REVALORISATION SALARIALE
Réunion UGTA-gouvernement dimanche prochain

Une réunion aura lieu dimanche prochain entre l’UGTA et le gouvernement sur la question de la revalorisation salariale. C’est ce que le ministre du Travail a indiqué hier en refusant néanmoins de se prononcer tant sur la nature de la revalorisation des salaires de la Fonction publique que sur la date d’une rencontre tripartite gouvernement - UGTA - patronat.
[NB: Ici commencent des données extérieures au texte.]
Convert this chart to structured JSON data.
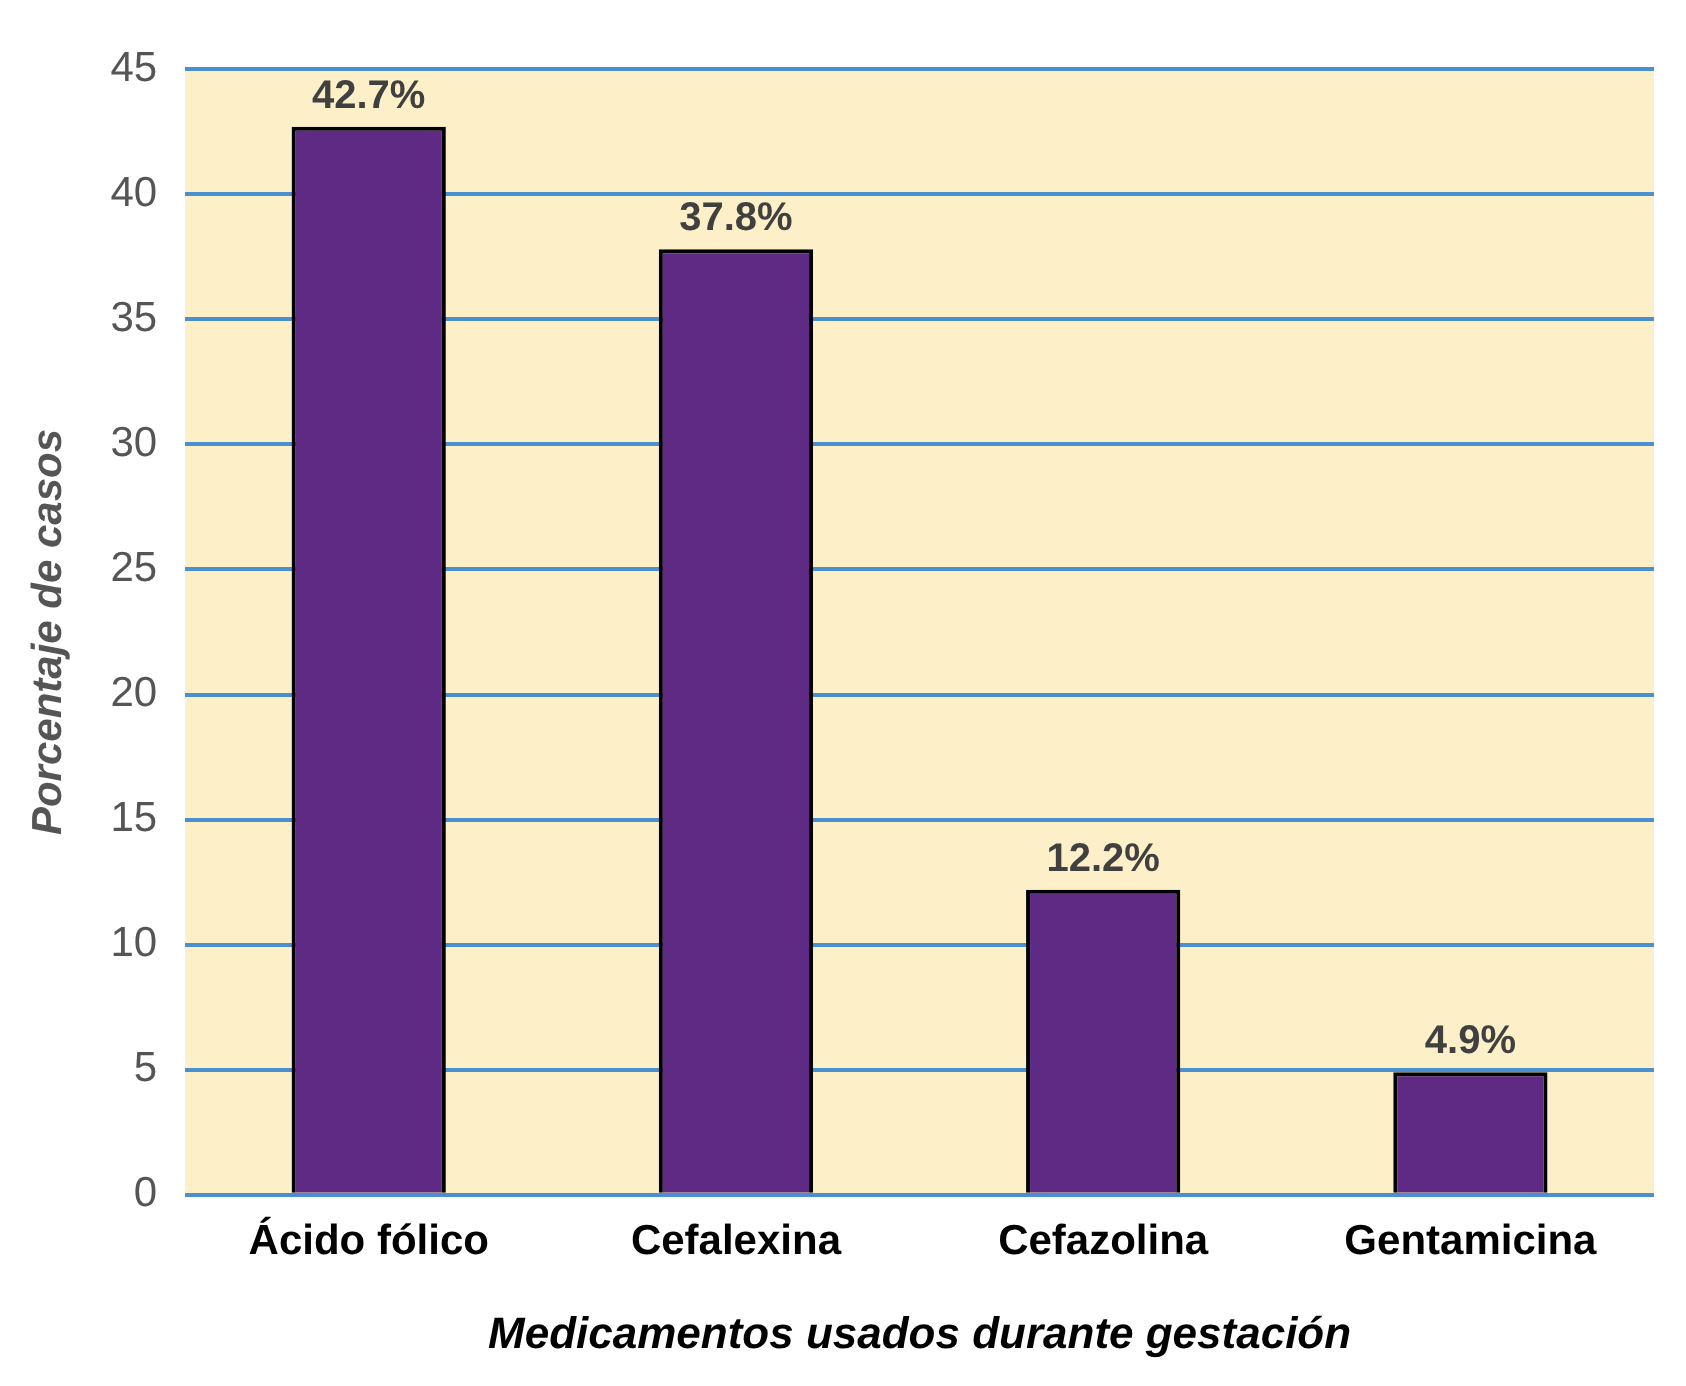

En fait, une commission chargée de finaliser ce dossier doit opter entre deux modes de revalorisation, une augmentation de l’indemnité complémentaire de revenu (ICR) soit une hausse de l’ordre de 6000 dinars pour les salaires des 1 300 000 fonctionnaires algériens, ou une revalorisation du salaire de base des fonctionnaires à hauteur de 20%. Un choix à propos duquel Tayeb Louh n’a pas voulu se prononcer, se contentant uniquement d’un «une fois que la commission aura achevé son travail, elle présentera ses résultats au chef du gouvernement». C. B.

Législation algérienne
La loi n°90-11 du 21 avril 1990 relative aux relations de travail dans son article 15 dispose que «l’âge minimum requis pour un recrutement ne peut en aucun cas être inférieur à 16 ans, sauf dans le cadre de contrats d’apprentissage établis conformément à la législation et à la réglementation en vigueur. Par ailleurs, le travailleur mineur ne peut être recruté que sur présentation d’une autorisation établie par son tuteur légal. En outre, le travailleur mineur âgé de 16 à 18 ans ne peut être employé à des travaux dangereux et insalubres nuisibles à sa santé ou préjudiciables à sa moralité». Par ailleurs, la loi n°88-07 du 26 janvier 1988 relative à l’hygiène, à la sécurité et à la médecine du travail prévoit que «outre les apprentis, les travailleurs âgés de moins de 18 ans sont soumis à une surveillance particulière». C. B.

PROJET DE CODE DE TRAVAIL
La mouture sera prête au niveau de la commission

Le projet de nouveau code de travail sera prêt avant la fin de l’année en cours «uniquement» au niveau de la commission chargée de son élaboration. Une précision médiatique du ministre du Travail et de la Sécurité sociale, Tayeb Louh , selon lequel, «la commission est en train de finaliser son travail». Un projet qui introduit le réexamen à la hausse des dispositions pénales du travail relatives au non-respect de l’âge légal à l’emploi. C. B.